Amos Humiston (April 26, 1830 – July 1, 1863) was a Union soldier who died in the Battle of Gettysburg.

Humiston served in the Union Army and was killed in action during the American Civil War on the Gettysburg Battlefield, dying with his children's image that his wife had mailed to him months earlier. A local girl found the image, and Dr. John Francis Bourns saw it at the girl's father's tavern and subsequently publicized the image: "wounded, he had laid himself down to die. In his hands … was an ambrotype containing the portraits of three small children … two boys and a girl ... nine, seven and five years of age, the boys being respectively the oldest and youngest of the three. The youngest boy is sitting in a high chair, and on each side of him are his brother and sister. The eldest boy's jacket is made from the same material as his sister's dress ... [It is] desired that all papers in the country will draw attention [so] the family … may come into possession of it" (The Philadelphia Inquirer, October 19, 1863).

Humiston's wife in Portville, New York—who hadn't received a letter from her husband since the Battle of Gettysburg—responded to the photograph's description in the American Presbyterian of October 29. She subsequently confirmed the image after Bourns sent her a carte de visite copy of the image.

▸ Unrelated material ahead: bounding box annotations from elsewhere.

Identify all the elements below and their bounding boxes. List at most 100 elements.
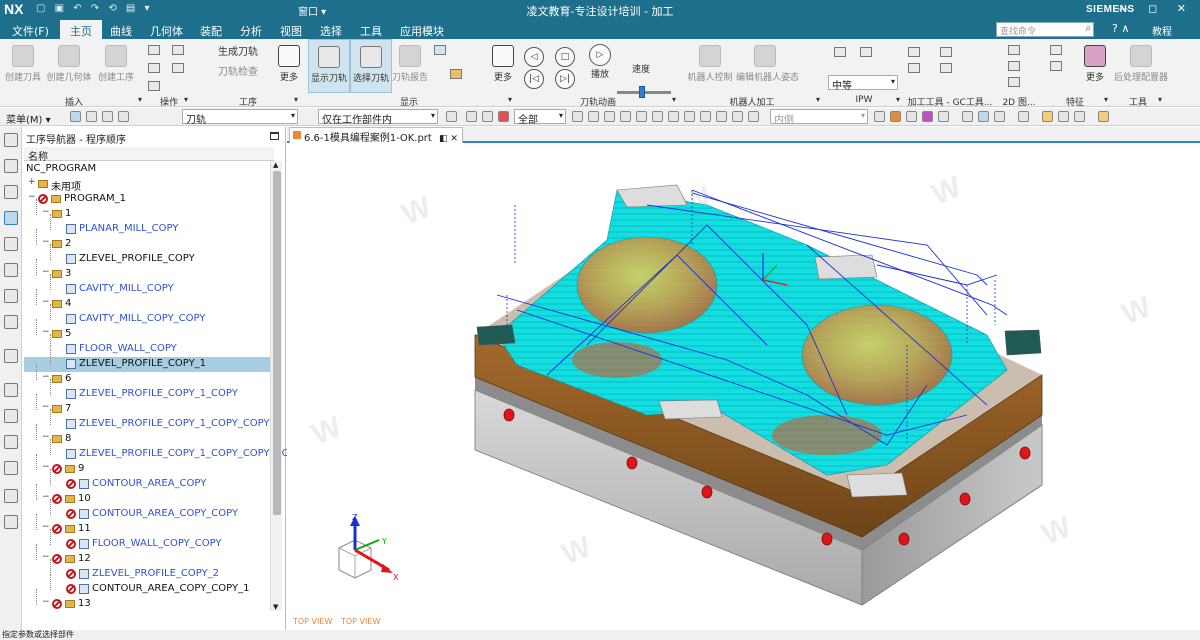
collapse-icon[interactable]: − [42, 492, 50, 502]
help-icon[interactable]: ? ∧ [1112, 22, 1129, 35]
constraint-navigator-icon[interactable] [4, 185, 18, 199]
collapse-icon[interactable]: − [42, 462, 50, 472]
object-info-icon[interactable] [172, 63, 184, 73]
generate-toolpath-button[interactable]: 生成刀轨 [200, 43, 260, 63]
create-geometry-button[interactable]: 创建几何体 [46, 39, 92, 93]
deselect-icon[interactable] [102, 111, 113, 122]
settings-icon[interactable] [4, 133, 18, 147]
step-back-icon[interactable]: ◁ [524, 47, 544, 67]
tree-row[interactable]: NC_PROGRAM [24, 162, 270, 177]
web-browser-icon[interactable] [4, 349, 18, 363]
2d-tool-1-icon[interactable] [1008, 45, 1020, 55]
graphics-window[interactable]: W W W W W W W Z Y X TOP VIEW TOP VIEW [287, 145, 1200, 630]
selection-group-select[interactable]: 全部 ▾ [514, 109, 566, 126]
snap-point-select[interactable]: 内侧 ▾ [770, 109, 868, 126]
gc-tool-4-icon[interactable] [940, 63, 952, 73]
chevron-down-icon[interactable]: ▾ [816, 95, 820, 104]
tree-row[interactable]: −6 [24, 364, 270, 387]
chevron-down-icon[interactable]: ▾ [294, 95, 298, 104]
more-feature-button[interactable]: 更多 [1082, 39, 1108, 93]
tree-row[interactable]: − 10 [24, 484, 270, 507]
copy-object-icon[interactable] [148, 63, 160, 73]
attribute-icon[interactable] [172, 45, 184, 55]
view-2-icon[interactable] [890, 111, 901, 122]
display-options-icon[interactable] [434, 45, 446, 55]
menu-home[interactable]: 主页 [60, 20, 102, 39]
collapse-icon[interactable]: − [42, 552, 50, 562]
tree-row[interactable]: CAVITY_MILL_COPY_COPY [24, 304, 270, 327]
chevron-down-icon[interactable]: ▾ [138, 95, 142, 104]
tree-row[interactable]: CAVITY_MILL_COPY [24, 274, 270, 297]
tree-row[interactable]: −2 [24, 229, 270, 252]
menu-applications[interactable]: 应用模块 [400, 23, 444, 39]
snap-5-icon[interactable] [636, 111, 647, 122]
chevron-down-icon[interactable]: ▾ [184, 95, 188, 104]
color-filter-icon[interactable] [498, 111, 509, 122]
collapse-icon[interactable]: − [42, 402, 50, 412]
chevron-down-icon[interactable]: ▾ [1104, 95, 1108, 104]
delete-object-icon[interactable] [148, 81, 160, 91]
collapse-icon[interactable]: − [42, 597, 50, 607]
feature-navigator-icon[interactable] [4, 315, 18, 329]
menu-tools[interactable]: 工具 [360, 23, 382, 39]
collapse-icon[interactable]: − [42, 267, 50, 277]
menu-select[interactable]: 选择 [320, 23, 342, 39]
more-operations-button[interactable]: 更多 [276, 39, 302, 93]
play-icon[interactable]: ▷ [589, 44, 611, 66]
to-start-icon[interactable]: |◁ [524, 69, 544, 89]
navigator-scrollbar[interactable]: ▲ ▼ [270, 161, 282, 611]
tree-row[interactable]: CONTOUR_AREA_COPY_COPY_1 [24, 574, 270, 597]
main-menu-button[interactable]: 菜单(M) ▾ [6, 111, 51, 126]
search-icon[interactable]: ⌕ [1085, 23, 1091, 34]
view-4-icon[interactable] [922, 111, 933, 122]
2d-tool-3-icon[interactable] [1008, 77, 1020, 87]
collapse-icon[interactable]: − [28, 192, 36, 202]
tree-row[interactable]: −5 [24, 319, 270, 342]
tree-row[interactable]: ZLEVEL_PROFILE_COPY [24, 244, 270, 267]
assembly-select-icon[interactable] [446, 111, 457, 122]
tree-row[interactable]: − 12 [24, 544, 270, 567]
gc-tool-3-icon[interactable] [940, 47, 952, 57]
tree-row[interactable]: CONTOUR_AREA_COPY_COPY [24, 499, 270, 522]
ipw-show-icon[interactable] [860, 47, 872, 57]
collapse-icon[interactable]: − [42, 327, 50, 337]
tree-row[interactable]: −9 [24, 454, 270, 477]
feature-1-icon[interactable] [1050, 45, 1062, 55]
post-configurator-button[interactable]: 后处理配置器 [1112, 39, 1170, 93]
tree-row[interactable]: −8 [24, 424, 270, 447]
selection-options-icon[interactable] [118, 111, 129, 122]
robot-control-button[interactable]: 机器人控制 [686, 39, 734, 93]
menu-file[interactable]: 文件(F) [12, 23, 49, 39]
view-1-icon[interactable] [874, 111, 885, 122]
line-icon[interactable] [1058, 111, 1069, 122]
edit-object-icon[interactable] [148, 45, 160, 55]
collapse-icon[interactable]: − [42, 237, 50, 247]
select-filter-icon[interactable] [70, 111, 81, 122]
render-1-icon[interactable] [962, 111, 973, 122]
tree-row[interactable]: PLANAR_MILL_COPY [24, 214, 270, 237]
expand-icon[interactable]: + [28, 177, 36, 187]
chevron-down-icon[interactable]: ▾ [508, 95, 512, 104]
close-icon[interactable]: ◧ ✕ [439, 134, 458, 144]
operation-navigator-icon[interactable] [4, 211, 18, 225]
toolpath-report-button[interactable]: 刀轨报告 [392, 39, 428, 93]
sketch-icon[interactable] [1042, 111, 1053, 122]
more-display-button[interactable]: 更多 [490, 39, 516, 93]
menu-view[interactable]: 视图 [280, 23, 302, 39]
menu-geometry[interactable]: 几何体 [150, 23, 183, 39]
snap-9-icon[interactable] [700, 111, 711, 122]
collapse-icon[interactable]: − [42, 207, 50, 217]
collapse-icon[interactable]: − [42, 297, 50, 307]
snap-1-icon[interactable] [572, 111, 583, 122]
create-operation-button[interactable]: 创建工序 [96, 39, 136, 93]
snap-7-icon[interactable] [668, 111, 679, 122]
tree-row[interactable]: − 11 [24, 514, 270, 537]
edit-robot-pose-button[interactable]: 编辑机器人姿态 [736, 39, 799, 93]
command-search-input[interactable]: 查找命令 ⌕ [996, 22, 1094, 37]
view-3-icon[interactable] [906, 111, 917, 122]
tree-row[interactable]: ZLEVEL_PROFILE_COPY_2 [24, 559, 270, 582]
create-tool-button[interactable]: 创建刀具 [4, 39, 42, 93]
tree-row[interactable]: CONTOUR_AREA_COPY [24, 469, 270, 492]
history-icon[interactable] [4, 383, 18, 397]
snap-6-icon[interactable] [652, 111, 663, 122]
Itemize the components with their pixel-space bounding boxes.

Bourns took the original image to Humiston's widow.

The family subsequently resided at the "National Homestead at Gettysburg" (opened October 1866) for 3 years until the widow remarried, when they relocated to Massachusetts.

After numerous postbellum retellings and a 1993 memorial regarding the story at Gettysburg, Pennsylvania, historian Mark H. Dunkelman published Humiston's 1999 biography using Humiston's war letters—including a May 1863 poem of how Humiston missed his family.